Learning Generalizable Neural Operators for Inverse Problems
Adam J. Thorpe, Stepan Tretiakov, Dibakar Roy Sarkar, Krishna Kumar, Ufuk Topcu
TL;DR
The paper tackles ill-posed inverse problems by decoupling function representation from inversion through a basis-to-basis framework. It introduces B2B^{-1}, which learns neural bases for input and output spaces and performs inversion in coefficient space, enabling deterministic, invertible, and probabilistic inverse models that can reflect uncertainty and non-uniqueness. Evaluations across six PDE benchmarks—including two novel inverse-operator datasets (Chladni plate resonance and wave scattering) and a seismic full waveform inversion task—show that probabilistic inverses are essential for strongly ill-posed tasks, while deterministic and invertible models excel on well-posed cases.
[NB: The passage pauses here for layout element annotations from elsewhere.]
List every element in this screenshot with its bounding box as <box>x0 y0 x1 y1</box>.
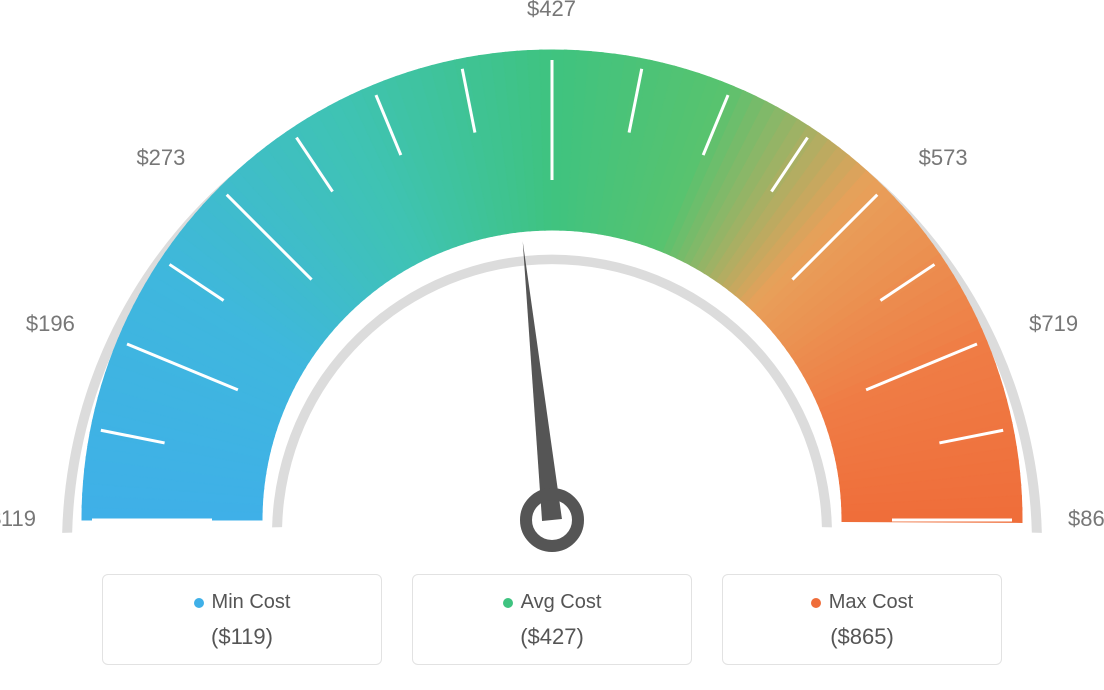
gauge-area: $119 $196 $273 $427 $573 $719 $865 <box>0 0 1104 560</box>
max-cost-card: Max Cost ($865) <box>722 574 1002 665</box>
gauge-tick-label: $865 <box>1068 506 1104 532</box>
legend-title: Max Cost <box>733 591 991 614</box>
legend-row: Min Cost ($119) Avg Cost ($427) Max Cost ($86… <box>0 574 1104 665</box>
gauge-needle <box>523 242 562 522</box>
legend-value: ($427) <box>423 624 681 650</box>
gauge-tick-label: $196 <box>26 311 75 337</box>
legend-label: Min Cost <box>212 591 291 614</box>
avg-cost-card: Avg Cost ($427) <box>412 574 692 665</box>
min-cost-card: Min Cost ($119) <box>102 574 382 665</box>
legend-title: Min Cost <box>113 591 371 614</box>
gauge-tick-label: $273 <box>136 145 185 171</box>
legend-dot-icon <box>811 598 821 608</box>
legend-label: Avg Cost <box>521 591 602 614</box>
legend-value: ($119) <box>113 624 371 650</box>
legend-title: Avg Cost <box>423 591 681 614</box>
gauge-tick-label: $427 <box>527 0 576 22</box>
gauge-chart-container: $119 $196 $273 $427 $573 $719 $865 Min Cost ($1… <box>0 0 1104 690</box>
legend-label: Max Cost <box>829 591 913 614</box>
gauge-tick-label: $119 <box>0 506 36 532</box>
legend-dot-icon <box>194 598 204 608</box>
gauge-tick-label: $573 <box>919 145 968 171</box>
legend-dot-icon <box>503 598 513 608</box>
gauge-tick-label: $719 <box>1029 311 1078 337</box>
legend-value: ($865) <box>733 624 991 650</box>
gauge-svg <box>52 30 1052 570</box>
The results, interpreted via forward-consistency re-simulation, demonstrate robust generalization and highlight tradeoffs between accuracy and robustness to measurement noise, guiding model selection based on problem structure and data quality. Overall, the B2B^{-1} framework offers a scalable, modular approach to principled inverse surrogate modeling with potential across engineering and geophysics domains.
Abstract
Inverse problems challenge existing neural operator architectures because ill-posed inverse maps violate continuity, uniqueness, and stability assumptions. We introduce B2B${}^{-1}$, an inverse basis-to-basis neural operator framework that addresses this limitation. Our key innovation is to decouple function representation from the inverse map. We learn neural basis functions for the input and output spaces, then train inverse models that operate on the resulting coefficient space. This structure allows us to learn deterministic, invertible, and probabilistic models within a single framework, and to choose models based on the degree of ill-posedness. We evaluate our approach on six inverse PDE benchmarks, including two novel datasets, and compare against existing invertible neural operator baselines. We learn probabilistic models that capture uncertainty and input variability, and remain robust to measurement noise due to implicit denoising in the coefficient calculation. Our results show consistent re-simulation performance across varying levels of ill-posedness. By separating representation from inversion, our framework enables scalable surrogate models for inverse problems that generalize across instances, domains, and degrees of ill-posedness.